We are on the road--C-470--traveling by Red Rocks and on our way to Fort Collins on I-25 by six and at our first stop three quarters of an hour later.  We try as much as possible to avoid eating in fast food joints, particularly McDonalds, so we always stop for breakfast at Johnson's Corner outside Loveland.  I think we started stopping there the year after we entered a McDonalds parking lot in Laramie the same time two busloads worth of a high school marching band spilled their cargo.  The next year we started breakfasting on over easy eggs and German sausage so good my mouth is watering as I write this and all served by bustling middle-aged ladies who call you "Honey."

After breakfast, I check the straps holding down the kayak and we head for Fort Collins where we mercifully get off the interstate and take 287 cross country to Laramie.  Kathie's dad always insisted that it was better to stay on the interstate all the way to Cheyenne and then take I-80 to Laramie.  He was as wrong as he could be.  287 triangulates its way to Laramie and at speeds fast enough to keep you from getting bored.  It's beautiful country with rolling hills and cool snow fences lining the way.  I like driving through little places called things like Virginia Dale with one steepled building nestled next to the road and nothing else to indicate a village worthy of its own highway sign.

Once into Wyoming--I mean the instant you cross the state line--the first thing you see after the big welcome sign is a good sized fireworks stand already with cars, mostly from Colorado, filling its parking lot.  Other than that, Wyoming is pretty much like Colorado.  I have noticed that Wyoming tends to have better roads and rest stops than we do, but maybe I've just traveled in the best part of the state.

I've always managed to resist the temptation to check out Wyoming U's campus.  Instead, we take the I-80 exit and head west toward Rawlings.  Even though I hate the truck traffic on I-80, I like this leg of the journey for two reasons.  The first is the wind farm which fills the horizon with its giant white whirring blades.  I suppose I'm supposed to be aghast at the blight those scores of windmills have placed on nature and the noise pollution they create to anyone unfortunate enough to be living close by (of course, no one is living nearby which is probably one of the contributing factors to placing the wind farm in that desolate and wind blown section of the state).  But when I first see them spinning away in the distance, I feel a kind of a thrill at the juxtaposition of man and nature.  It's the same way I feel when I drive through Glenwood Canyon.  Sure, the canyon in its pristine state was a testament to the power of nature, but that same canyon with the swath of concrete carving its way along the Colorado River is just a marvel that can't help but thrill you.

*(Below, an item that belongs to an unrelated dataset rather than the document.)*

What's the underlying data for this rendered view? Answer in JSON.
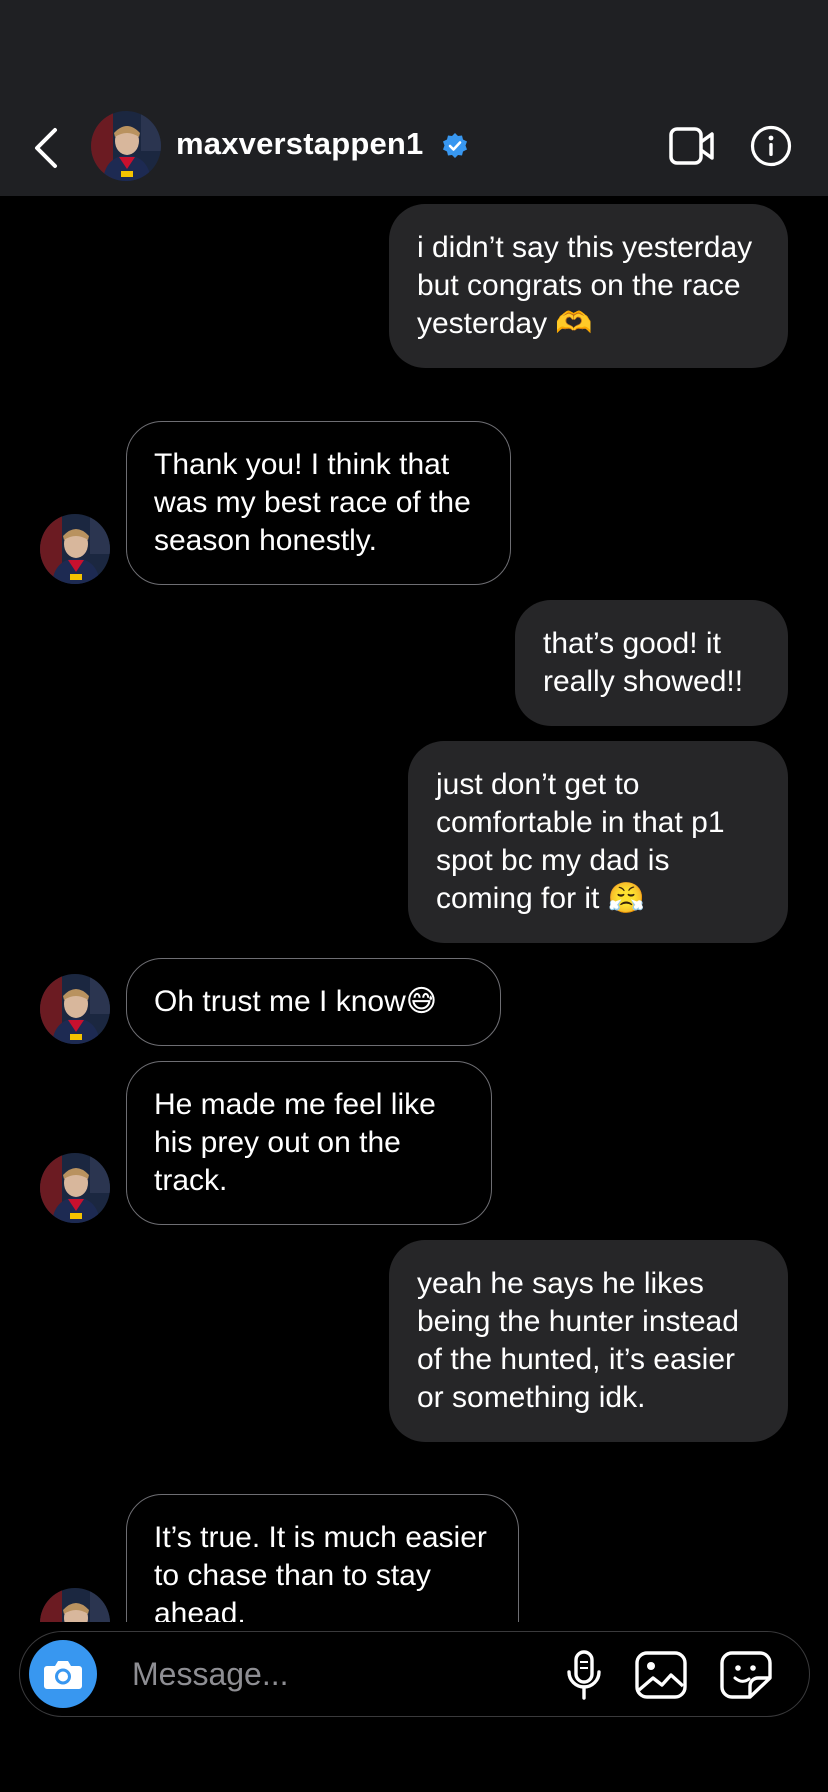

Anyway, I like the windmills.  The second reason is Sinclair.  By any objective standard, Sinclair is a smelly eyesore.  It is a town developed around an oil field and you can smell the place before your first glimpse of sooty smokestacks belching dark clouds that settle over the dreary little community.  I find the whole place--the fact that anyone would choose to live there no matter the remuneration from the Sinclair Corporation--fascinating.  It reaffirms my cynical world view.

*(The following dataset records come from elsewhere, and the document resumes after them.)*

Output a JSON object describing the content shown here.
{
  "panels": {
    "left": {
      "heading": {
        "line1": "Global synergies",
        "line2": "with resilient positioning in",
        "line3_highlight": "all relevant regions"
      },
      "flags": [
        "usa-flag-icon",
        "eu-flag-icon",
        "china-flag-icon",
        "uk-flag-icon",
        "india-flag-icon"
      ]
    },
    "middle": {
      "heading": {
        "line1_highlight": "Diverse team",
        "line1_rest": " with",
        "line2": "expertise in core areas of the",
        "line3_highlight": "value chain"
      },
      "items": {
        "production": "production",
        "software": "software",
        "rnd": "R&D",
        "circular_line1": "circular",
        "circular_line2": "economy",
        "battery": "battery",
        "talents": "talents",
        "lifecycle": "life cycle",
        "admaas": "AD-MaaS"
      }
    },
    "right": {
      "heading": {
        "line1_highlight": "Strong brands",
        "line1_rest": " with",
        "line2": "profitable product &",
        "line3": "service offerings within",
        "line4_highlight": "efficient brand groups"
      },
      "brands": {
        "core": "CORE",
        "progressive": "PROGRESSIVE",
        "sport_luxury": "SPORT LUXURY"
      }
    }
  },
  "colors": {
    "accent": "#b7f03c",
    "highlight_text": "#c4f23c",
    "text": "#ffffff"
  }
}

We get off the interstate at Rawlings and fill up the tank at a Shell station there we've been going to for years.  The most remarkable thing about this particular stop is that we have made it all the way from Johnson's Corner to Rawlings without either one of us needing a bathroom.  Of course, in Rawlings the need is urgent.  We take our time, buy a  big bottle of cold water, and reconnect with 287 for the rest of the trip.  I like the idea that 287 goes all the way from somewhere south of Denver through Grand Teton, Yellowstone, and Glacier National Parks.

We drive up and out of Rawlings, past a multiplex movie house (Rawlings' biggest) and a relatively recent softball/baseball complex and head toward Muddy Gap.  There's nothing at Muddy Gap--not even a muddy gap--except a gas station and a road sign letting you know that going straight will lead you to Casper, while a left turn will take you to Lander.

If I had to live in Wyoming and couldn't afford Jackson Hole, I would live in Lander. It's a mid-sized high plains town with a killer hamburger joint on the southern end of mainstreet and a Fourth of July Parade that draws folks from as far away as Riverton and Washakie to line the street and watch floats on flatbed trucks, a marching band--30 strong--from the local high school, shiny new tractors from the John Deere dealership, and horses, lots of horses, pooping in unison every third block.  By the time we roll into town, it is close to noon and the parade is wrapping up.  We take the detour through a small neighborhood and reconnect with 287 on the northern end of town right where that John Deere dealership I was talking about takes up the entire block.

The road from Lander to Dubois is called The Chief Washakie Trail and runs through the Wind River Reservation.  It is a beautiful drive of mostly three lane highway swooping up and down rolling green hills with only a few smallish casinos littering the way.  There probably isn't enough traffic through this area to support the kind of casinos that trash the countryside through Arizona and the traffic there is--people carrying kayaks and pulling campers to Yellowstone--is unlikely to stop off at a casino anyway.  But there is the little town of Washakie sitting by a river bed with FORT WASHAKIE  spelled out in giant boulders on the side of the mountains above the town.  Even better than Fort Washakie is Sacajawea's grave and you begin to fully realize that you are tracing the steps of at least part of the Lewis and Clark expedition.  It makes me happy I read Ambrose's UNDAUNTED COURAGE.

We hit Dubois an hour later just as their parade is finishing.  We stop and fill up the car again in an attempt to avoid the prices in the park and to give us another pit stop before the final leg.  Kathie usually likes to drive at this point and I happily sit in the passenger seat.  This section of the road is called Togwatee Pass and as it curls down the mountain into Jackson Hole it offers tantalizing little glimpses of the Tetons until the whole range opens up around a right hand curve.  Even after nineteen years, the view still takes our breath away.

From here it is an easy jog down to Moran Junction where I flash my lifetime senior parks pass (one of my favorite possessions) and drive immediately to Jackson Lake Lodge for drinks and bar snacks.  It is usually only about half past one by this time.  Still too early to get to Jenny.  Besides, the bar at Jackson Lake is a great place to sit by massive windows and look at Mount Moran.  Sometimes there will even be a moose or two in the willow flats below the lodge.

But enough about that.  It's time to head to Jenny.  The mountains are everywhere and getting closer by the minute on this final stretch.  When I hit the sign that points to String Lake and Jenny Lake Lodge, I'm home.  I like making this turn.  It makes me feel like I belong.  And I especially like making the final turn into the lodge.  I want the people riding in other cars to know that we aren't just there for some touristy reason.  No.  We Are Staying At Jenny Lake Lodge.  It is the one time of the year that I can pretend I'm wealthy.

When we walk into the lodge, it is like a family reunion.  The people at the desk either already know us, or have been told of our arrival.  If the chef is around, he'll come out and say hi.  Same with any waiters who happen to be in the main building.  It is all so familiar and so wonderful.

We order a bottle of Veuve Cliquot and enough champagne glasses to cover any other guests--old friends-- who might be stopping by.  Kathie deals with the paperwork stuff and I drive the car over to Bluebell.  She joins me there shortly and by the time we get the kayak down and the car unpacked, our champagne has arrived and our two utterly joyful weeks have begun.